Jackson put it well on the show: right now very few clients trust that AI produces quality work. So the firm not using AI looks safer. But eventually that flips. And when it does, the firm that isn't using AI will be the one that takes longer to solve your problem.
What to Actually Do With This Data
The report is a useful snapshot. Most professionals now believe AI will make a major impact on jobs, billing, and revenue in their industries. That's a pretty wide acknowledgment of what's coming.

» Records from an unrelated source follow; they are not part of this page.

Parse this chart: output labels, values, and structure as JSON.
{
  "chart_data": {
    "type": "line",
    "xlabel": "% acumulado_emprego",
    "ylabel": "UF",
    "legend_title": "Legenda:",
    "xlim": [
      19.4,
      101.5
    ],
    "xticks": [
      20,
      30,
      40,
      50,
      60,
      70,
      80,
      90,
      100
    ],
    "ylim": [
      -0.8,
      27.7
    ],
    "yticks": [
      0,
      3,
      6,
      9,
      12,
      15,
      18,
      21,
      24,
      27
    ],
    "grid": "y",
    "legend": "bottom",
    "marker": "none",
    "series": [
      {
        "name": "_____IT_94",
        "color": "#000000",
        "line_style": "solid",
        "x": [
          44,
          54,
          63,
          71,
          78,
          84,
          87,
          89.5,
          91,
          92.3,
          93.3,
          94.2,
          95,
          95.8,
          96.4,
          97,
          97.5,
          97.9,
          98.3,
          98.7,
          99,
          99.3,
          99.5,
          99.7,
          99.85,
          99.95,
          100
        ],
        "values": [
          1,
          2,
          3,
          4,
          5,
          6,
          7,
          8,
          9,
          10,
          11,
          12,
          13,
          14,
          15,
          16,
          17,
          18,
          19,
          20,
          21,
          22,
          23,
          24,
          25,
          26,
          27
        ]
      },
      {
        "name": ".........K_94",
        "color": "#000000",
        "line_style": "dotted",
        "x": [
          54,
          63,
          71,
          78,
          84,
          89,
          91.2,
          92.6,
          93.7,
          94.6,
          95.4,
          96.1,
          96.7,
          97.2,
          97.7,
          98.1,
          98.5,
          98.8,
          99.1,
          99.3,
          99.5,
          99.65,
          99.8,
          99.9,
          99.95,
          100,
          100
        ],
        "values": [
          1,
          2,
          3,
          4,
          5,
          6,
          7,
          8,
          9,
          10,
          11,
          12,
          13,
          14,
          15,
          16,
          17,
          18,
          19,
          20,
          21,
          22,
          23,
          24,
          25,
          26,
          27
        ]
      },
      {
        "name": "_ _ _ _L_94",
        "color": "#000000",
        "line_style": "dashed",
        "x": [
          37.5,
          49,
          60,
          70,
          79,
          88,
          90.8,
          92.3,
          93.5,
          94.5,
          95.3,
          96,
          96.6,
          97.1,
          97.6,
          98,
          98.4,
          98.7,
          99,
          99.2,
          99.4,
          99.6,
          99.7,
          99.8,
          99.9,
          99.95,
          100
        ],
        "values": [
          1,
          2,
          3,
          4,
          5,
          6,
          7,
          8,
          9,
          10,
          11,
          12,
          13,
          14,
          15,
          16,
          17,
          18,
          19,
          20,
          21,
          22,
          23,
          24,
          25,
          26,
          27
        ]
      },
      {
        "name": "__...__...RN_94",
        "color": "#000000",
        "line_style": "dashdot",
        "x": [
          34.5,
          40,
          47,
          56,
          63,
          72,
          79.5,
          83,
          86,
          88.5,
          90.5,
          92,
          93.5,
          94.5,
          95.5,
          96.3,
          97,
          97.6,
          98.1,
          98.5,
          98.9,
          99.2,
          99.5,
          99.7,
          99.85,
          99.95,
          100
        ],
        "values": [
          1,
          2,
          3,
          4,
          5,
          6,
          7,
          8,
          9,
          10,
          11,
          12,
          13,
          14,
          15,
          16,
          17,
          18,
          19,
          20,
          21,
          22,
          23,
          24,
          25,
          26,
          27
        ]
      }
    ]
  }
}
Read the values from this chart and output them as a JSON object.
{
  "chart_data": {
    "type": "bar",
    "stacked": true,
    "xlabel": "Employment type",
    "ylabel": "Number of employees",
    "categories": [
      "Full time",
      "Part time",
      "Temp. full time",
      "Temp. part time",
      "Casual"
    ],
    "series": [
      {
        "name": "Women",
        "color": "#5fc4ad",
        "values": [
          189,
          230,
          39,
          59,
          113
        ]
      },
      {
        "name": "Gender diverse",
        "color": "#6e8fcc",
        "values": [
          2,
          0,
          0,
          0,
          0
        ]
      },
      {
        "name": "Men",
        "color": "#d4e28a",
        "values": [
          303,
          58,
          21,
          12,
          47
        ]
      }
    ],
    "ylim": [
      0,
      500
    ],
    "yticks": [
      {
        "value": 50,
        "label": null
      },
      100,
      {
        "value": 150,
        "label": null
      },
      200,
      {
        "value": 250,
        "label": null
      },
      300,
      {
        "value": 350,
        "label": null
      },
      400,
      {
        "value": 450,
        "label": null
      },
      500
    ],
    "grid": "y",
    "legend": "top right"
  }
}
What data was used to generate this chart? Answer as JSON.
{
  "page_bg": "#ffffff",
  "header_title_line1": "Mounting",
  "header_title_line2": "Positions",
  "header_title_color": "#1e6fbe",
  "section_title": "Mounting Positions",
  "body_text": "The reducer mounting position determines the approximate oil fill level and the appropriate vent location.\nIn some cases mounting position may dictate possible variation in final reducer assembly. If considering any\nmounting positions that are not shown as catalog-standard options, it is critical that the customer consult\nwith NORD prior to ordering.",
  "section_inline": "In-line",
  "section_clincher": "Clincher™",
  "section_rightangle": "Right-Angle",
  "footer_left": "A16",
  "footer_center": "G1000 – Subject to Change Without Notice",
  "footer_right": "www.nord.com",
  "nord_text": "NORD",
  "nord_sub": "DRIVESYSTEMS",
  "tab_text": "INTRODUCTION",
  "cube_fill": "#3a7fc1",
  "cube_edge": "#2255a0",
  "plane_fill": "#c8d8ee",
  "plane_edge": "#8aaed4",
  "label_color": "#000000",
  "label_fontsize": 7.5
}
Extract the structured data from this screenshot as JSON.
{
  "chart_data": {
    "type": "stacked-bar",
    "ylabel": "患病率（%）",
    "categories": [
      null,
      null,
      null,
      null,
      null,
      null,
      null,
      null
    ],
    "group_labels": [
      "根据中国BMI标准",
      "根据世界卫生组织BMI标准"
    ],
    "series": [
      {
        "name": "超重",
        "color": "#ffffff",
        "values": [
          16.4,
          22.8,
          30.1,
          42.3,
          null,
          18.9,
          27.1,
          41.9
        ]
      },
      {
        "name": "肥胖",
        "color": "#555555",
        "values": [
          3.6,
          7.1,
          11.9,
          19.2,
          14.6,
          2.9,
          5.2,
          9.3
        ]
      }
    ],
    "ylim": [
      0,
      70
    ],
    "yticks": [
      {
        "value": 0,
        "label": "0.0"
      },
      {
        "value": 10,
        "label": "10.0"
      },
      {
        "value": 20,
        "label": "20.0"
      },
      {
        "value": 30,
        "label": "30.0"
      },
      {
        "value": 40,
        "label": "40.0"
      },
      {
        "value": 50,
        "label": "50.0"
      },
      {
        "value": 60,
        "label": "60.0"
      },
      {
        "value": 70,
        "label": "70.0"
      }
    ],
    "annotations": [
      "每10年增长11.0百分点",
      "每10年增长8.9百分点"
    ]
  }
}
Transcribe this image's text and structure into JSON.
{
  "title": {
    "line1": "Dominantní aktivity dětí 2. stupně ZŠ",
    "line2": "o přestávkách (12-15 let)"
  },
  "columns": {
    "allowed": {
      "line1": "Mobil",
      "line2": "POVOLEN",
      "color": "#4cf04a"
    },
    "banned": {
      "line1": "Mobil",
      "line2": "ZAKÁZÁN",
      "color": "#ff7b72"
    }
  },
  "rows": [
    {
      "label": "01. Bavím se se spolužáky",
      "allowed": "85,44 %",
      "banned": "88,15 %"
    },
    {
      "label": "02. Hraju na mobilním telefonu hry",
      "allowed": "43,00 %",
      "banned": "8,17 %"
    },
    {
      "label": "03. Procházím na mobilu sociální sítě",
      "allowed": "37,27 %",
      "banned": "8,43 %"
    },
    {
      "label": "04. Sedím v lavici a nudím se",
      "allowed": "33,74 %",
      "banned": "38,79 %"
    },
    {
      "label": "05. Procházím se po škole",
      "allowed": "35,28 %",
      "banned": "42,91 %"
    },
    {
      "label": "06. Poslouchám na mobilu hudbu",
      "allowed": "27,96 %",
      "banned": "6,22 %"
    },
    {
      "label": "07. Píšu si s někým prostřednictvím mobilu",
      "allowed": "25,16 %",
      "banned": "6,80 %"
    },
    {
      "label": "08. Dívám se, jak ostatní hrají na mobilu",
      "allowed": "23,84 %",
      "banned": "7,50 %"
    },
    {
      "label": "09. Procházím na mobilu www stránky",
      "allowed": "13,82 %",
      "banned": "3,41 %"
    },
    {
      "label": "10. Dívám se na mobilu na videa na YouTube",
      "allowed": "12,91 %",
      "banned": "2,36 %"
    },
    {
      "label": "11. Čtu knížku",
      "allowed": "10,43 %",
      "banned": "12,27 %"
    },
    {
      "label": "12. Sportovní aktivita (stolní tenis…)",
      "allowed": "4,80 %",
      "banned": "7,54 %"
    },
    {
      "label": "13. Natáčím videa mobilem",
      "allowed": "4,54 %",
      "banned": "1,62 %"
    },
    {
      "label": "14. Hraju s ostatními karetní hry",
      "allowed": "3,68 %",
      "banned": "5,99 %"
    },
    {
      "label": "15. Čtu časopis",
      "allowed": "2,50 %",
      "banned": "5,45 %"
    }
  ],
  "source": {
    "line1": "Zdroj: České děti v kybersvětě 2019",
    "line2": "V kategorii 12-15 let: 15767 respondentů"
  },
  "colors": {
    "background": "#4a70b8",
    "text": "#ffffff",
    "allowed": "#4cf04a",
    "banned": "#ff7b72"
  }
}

But acknowledgment isn't a strategy.
The businesses that are going to pull ahead aren't the ones that adopt the most tools. They're the ones that:
- Get their team on a shared system (not 12 different individual subscriptions)
- Pick one or two high-ROI use cases and actually measure them (revenue or cost savings, not vibes)
- Have someone internal staying two steps ahead of the employees so tools are approved and consistent
The AI tools checklist at infacto.digital/presentations/ai-tools-checklist.html is a good starting point for figuring out which tools are worth your attention and which ones are just noise.
The Last Adoption Wave You'll See Before It's Just Expected
Jackson said something on this episode that stuck with me. He said this data will look like a snapshot of history in ten years. The same way you could have asked in 1995 whether businesses planned to use the internet.
He's right.
The organizations at 40% adoption and no ROI tracking aren't behind because they're slow. They're behind because they skipped the infrastructure step. They added tools without adding standards.
The ones who build the infrastructure now... shared systems, clear metrics, approved tools, someone staying ahead of the users... those are the ones who will look back and say they got ahead of this.